One of the most important things that flight nurses have to offer besides our knowledge and skills is speediness. Besides the team working very quickly, the helicopter can go from point A to point B very fast – we can travel between 130 mph to 150 mph in a helicopter. When somebody has a critical injury, speed is of the essence. If we can get the patient to a higher level of care more quickly, we see that their mortality drops significantly because we can get them into surgery or give them treatments earlier.

Q. What has been one of the greatest moments of your career?

A. A few years ago, there was a young boy playing with one of his friends at a ranch, and unfortunately there were some loaded guns in the parents’ bedroom. The kids were playing and got a hold of the gun, and one pointed the gun toward the other and shot the gun not knowing that it was loaded. Emergency Medical Services arrived and called for the helicopter because the nearest trauma center was many, many miles away.
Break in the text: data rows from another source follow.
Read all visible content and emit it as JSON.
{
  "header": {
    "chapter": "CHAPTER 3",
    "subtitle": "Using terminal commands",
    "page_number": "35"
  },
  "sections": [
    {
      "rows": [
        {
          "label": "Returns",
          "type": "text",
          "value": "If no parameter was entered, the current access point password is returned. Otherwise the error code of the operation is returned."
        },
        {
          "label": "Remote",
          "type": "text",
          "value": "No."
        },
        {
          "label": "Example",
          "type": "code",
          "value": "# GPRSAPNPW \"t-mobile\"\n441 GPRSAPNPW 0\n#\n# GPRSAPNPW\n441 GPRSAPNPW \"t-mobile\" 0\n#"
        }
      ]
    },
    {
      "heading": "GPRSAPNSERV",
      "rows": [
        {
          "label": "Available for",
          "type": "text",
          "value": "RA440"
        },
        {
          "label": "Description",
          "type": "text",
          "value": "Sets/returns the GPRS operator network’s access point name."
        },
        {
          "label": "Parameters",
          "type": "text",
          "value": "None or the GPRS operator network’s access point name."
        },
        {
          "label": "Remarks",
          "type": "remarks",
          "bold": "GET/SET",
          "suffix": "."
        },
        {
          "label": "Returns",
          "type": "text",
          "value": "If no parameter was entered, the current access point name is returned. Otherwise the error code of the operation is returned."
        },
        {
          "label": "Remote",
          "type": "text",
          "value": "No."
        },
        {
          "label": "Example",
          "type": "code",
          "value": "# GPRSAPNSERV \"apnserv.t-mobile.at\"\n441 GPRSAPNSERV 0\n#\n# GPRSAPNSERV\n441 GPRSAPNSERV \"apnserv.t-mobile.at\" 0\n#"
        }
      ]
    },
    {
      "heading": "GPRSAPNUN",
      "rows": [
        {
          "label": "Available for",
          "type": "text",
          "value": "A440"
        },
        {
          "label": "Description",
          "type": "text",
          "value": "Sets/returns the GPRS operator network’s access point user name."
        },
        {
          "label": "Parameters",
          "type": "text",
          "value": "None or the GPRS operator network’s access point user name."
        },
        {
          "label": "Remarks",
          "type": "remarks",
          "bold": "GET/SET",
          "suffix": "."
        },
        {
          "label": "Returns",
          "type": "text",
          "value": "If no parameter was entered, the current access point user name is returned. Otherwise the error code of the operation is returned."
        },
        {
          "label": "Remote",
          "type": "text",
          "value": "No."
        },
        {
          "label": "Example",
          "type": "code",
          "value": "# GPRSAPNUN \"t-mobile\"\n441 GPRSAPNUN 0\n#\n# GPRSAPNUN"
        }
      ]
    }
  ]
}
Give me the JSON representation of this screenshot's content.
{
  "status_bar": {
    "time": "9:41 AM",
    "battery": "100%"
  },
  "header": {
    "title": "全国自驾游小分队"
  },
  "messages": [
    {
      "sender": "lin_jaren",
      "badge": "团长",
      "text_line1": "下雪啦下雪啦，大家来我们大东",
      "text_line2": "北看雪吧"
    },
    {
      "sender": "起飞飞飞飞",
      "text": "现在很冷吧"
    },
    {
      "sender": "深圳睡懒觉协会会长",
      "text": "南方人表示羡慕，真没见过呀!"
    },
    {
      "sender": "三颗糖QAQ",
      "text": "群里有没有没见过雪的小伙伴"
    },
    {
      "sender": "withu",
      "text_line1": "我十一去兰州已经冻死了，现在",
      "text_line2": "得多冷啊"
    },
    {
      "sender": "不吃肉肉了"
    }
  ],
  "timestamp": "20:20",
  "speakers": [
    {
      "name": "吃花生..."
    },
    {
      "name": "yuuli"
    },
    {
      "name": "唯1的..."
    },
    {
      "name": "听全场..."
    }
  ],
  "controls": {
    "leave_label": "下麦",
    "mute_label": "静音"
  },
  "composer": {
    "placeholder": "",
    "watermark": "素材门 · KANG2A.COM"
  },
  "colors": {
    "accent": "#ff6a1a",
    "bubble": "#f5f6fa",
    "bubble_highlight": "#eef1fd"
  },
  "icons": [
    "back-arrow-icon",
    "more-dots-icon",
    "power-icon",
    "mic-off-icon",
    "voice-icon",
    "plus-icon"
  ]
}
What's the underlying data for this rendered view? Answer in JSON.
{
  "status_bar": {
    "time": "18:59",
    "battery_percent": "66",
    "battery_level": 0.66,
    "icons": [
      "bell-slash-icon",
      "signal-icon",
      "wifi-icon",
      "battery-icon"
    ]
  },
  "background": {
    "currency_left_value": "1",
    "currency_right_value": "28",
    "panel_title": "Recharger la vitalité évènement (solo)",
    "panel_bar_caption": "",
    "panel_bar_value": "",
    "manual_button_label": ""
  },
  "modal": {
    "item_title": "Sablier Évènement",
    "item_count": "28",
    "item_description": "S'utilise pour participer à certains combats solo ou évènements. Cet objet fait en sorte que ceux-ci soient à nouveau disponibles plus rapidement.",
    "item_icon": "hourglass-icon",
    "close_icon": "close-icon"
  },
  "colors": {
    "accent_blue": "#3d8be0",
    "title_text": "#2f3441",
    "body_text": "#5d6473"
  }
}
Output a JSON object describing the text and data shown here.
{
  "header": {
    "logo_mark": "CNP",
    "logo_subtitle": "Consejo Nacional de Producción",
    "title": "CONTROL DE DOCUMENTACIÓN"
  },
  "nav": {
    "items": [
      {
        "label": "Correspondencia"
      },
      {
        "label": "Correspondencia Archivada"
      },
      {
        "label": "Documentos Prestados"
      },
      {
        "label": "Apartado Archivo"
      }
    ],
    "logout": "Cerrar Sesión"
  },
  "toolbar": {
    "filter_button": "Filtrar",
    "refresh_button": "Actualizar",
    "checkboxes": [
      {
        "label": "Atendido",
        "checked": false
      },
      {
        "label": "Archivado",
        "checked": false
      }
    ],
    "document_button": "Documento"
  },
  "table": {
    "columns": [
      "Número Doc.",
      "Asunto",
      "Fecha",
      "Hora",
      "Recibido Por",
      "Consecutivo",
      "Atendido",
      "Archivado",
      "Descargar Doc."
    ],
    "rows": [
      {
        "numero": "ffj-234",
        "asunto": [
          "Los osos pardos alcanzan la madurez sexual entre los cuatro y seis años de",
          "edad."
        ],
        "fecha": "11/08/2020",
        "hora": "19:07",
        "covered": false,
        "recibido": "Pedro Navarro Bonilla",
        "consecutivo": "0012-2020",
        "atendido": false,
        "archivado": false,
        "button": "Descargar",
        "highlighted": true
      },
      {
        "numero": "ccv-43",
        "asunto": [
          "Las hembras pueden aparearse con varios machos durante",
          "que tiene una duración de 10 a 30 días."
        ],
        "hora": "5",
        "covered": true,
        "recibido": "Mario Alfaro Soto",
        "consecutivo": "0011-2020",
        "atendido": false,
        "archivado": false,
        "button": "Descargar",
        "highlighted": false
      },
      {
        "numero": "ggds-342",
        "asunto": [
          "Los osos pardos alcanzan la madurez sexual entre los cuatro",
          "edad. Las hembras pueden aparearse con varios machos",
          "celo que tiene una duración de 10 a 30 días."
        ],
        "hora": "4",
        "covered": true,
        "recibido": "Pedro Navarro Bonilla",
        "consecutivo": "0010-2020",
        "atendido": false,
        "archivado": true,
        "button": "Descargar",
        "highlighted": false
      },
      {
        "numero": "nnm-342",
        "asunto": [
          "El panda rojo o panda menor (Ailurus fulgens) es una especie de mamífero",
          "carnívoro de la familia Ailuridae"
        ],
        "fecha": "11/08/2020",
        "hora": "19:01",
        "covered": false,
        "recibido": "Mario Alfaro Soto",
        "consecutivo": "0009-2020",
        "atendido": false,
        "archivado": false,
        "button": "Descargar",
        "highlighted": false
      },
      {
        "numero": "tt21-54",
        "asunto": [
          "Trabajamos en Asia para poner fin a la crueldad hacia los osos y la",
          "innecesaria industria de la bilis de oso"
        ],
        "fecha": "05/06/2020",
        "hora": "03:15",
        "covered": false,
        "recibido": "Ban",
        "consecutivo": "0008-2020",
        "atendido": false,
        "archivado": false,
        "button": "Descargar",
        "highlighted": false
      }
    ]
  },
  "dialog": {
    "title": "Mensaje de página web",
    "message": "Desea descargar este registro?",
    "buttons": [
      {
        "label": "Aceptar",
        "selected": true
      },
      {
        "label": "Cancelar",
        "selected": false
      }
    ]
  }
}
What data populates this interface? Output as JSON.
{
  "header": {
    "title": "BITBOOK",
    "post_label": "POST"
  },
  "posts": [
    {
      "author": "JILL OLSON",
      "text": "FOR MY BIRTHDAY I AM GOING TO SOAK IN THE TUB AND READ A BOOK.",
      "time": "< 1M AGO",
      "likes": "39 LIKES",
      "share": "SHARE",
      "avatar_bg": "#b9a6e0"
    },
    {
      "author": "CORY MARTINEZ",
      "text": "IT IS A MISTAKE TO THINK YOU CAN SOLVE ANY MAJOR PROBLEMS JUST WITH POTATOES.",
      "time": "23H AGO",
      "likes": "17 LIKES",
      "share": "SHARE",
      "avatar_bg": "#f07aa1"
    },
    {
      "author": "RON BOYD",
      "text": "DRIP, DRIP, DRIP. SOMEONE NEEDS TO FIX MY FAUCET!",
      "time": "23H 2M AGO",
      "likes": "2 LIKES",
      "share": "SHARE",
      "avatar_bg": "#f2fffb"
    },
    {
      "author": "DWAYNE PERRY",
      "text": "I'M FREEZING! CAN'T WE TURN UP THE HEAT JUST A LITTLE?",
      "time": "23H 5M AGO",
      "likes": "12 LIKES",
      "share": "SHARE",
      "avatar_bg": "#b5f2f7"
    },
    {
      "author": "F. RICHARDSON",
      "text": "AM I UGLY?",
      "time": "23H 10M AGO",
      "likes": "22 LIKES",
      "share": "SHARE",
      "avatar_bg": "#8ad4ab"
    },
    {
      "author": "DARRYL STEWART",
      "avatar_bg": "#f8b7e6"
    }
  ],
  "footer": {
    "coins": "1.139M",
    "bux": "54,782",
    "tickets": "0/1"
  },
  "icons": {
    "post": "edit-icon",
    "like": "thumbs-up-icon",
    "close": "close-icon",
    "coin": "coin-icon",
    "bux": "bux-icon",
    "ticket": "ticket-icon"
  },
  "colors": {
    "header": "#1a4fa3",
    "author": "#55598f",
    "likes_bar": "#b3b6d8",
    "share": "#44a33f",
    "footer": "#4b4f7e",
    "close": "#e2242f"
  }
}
We landed the helicopter in the backyard and quickly assessed the patient – I immediately knew it was a bad situation. We intubated the patient and started giving him lifesaving medications to help decrease the swelling. He was unresponsive. We quickly loaded him into the helicopter and continued that care, then transported him to a large trauma center. We didn’t think things were going to go well. Within a few days, they thought they were going to have to withdraw life support, but then things turned around quickly. Within two weeks, he was out of bed.

Three or four months later, the trauma center had a fundraiser, and we got to fly the helicopter to the site of that fundraiser. I was able to talk to the patient and shake his hand, and he got to wear my helmet and see the back of the helicopter. He has some disabilities as a result of the incident, but they’re working on that, and I think he will have a good quality of life.

Q. What are some of the most challenging and rewarding aspects of working as a flight nurse?

A. One of the most challenging is the emotional aspect of the job. You don’t get any heads up as to the type of situation you’re going into. When we get sent to an accident on the highway or an incident in the wilderness, we only know the age of the patient and an approximate detail of what has happened – something very general. You don’t know the circumstances until you get there. It’s hard sometimes when you walk into that scene. Often times, it is pure chaos. Your job as a flight nurse is to organize that chaos and get the information that you need so that you can treat the patient. It’s important to not get emotionally involved because you have a job to do.

In terms of the most rewarding, I look at myself as being the best part of someone’s worst day. I’m very humbled and honored that I was selected to be a flight nurse and that people have the confidence in me to go into those situations and take care of someone else’s family members as if they were my own.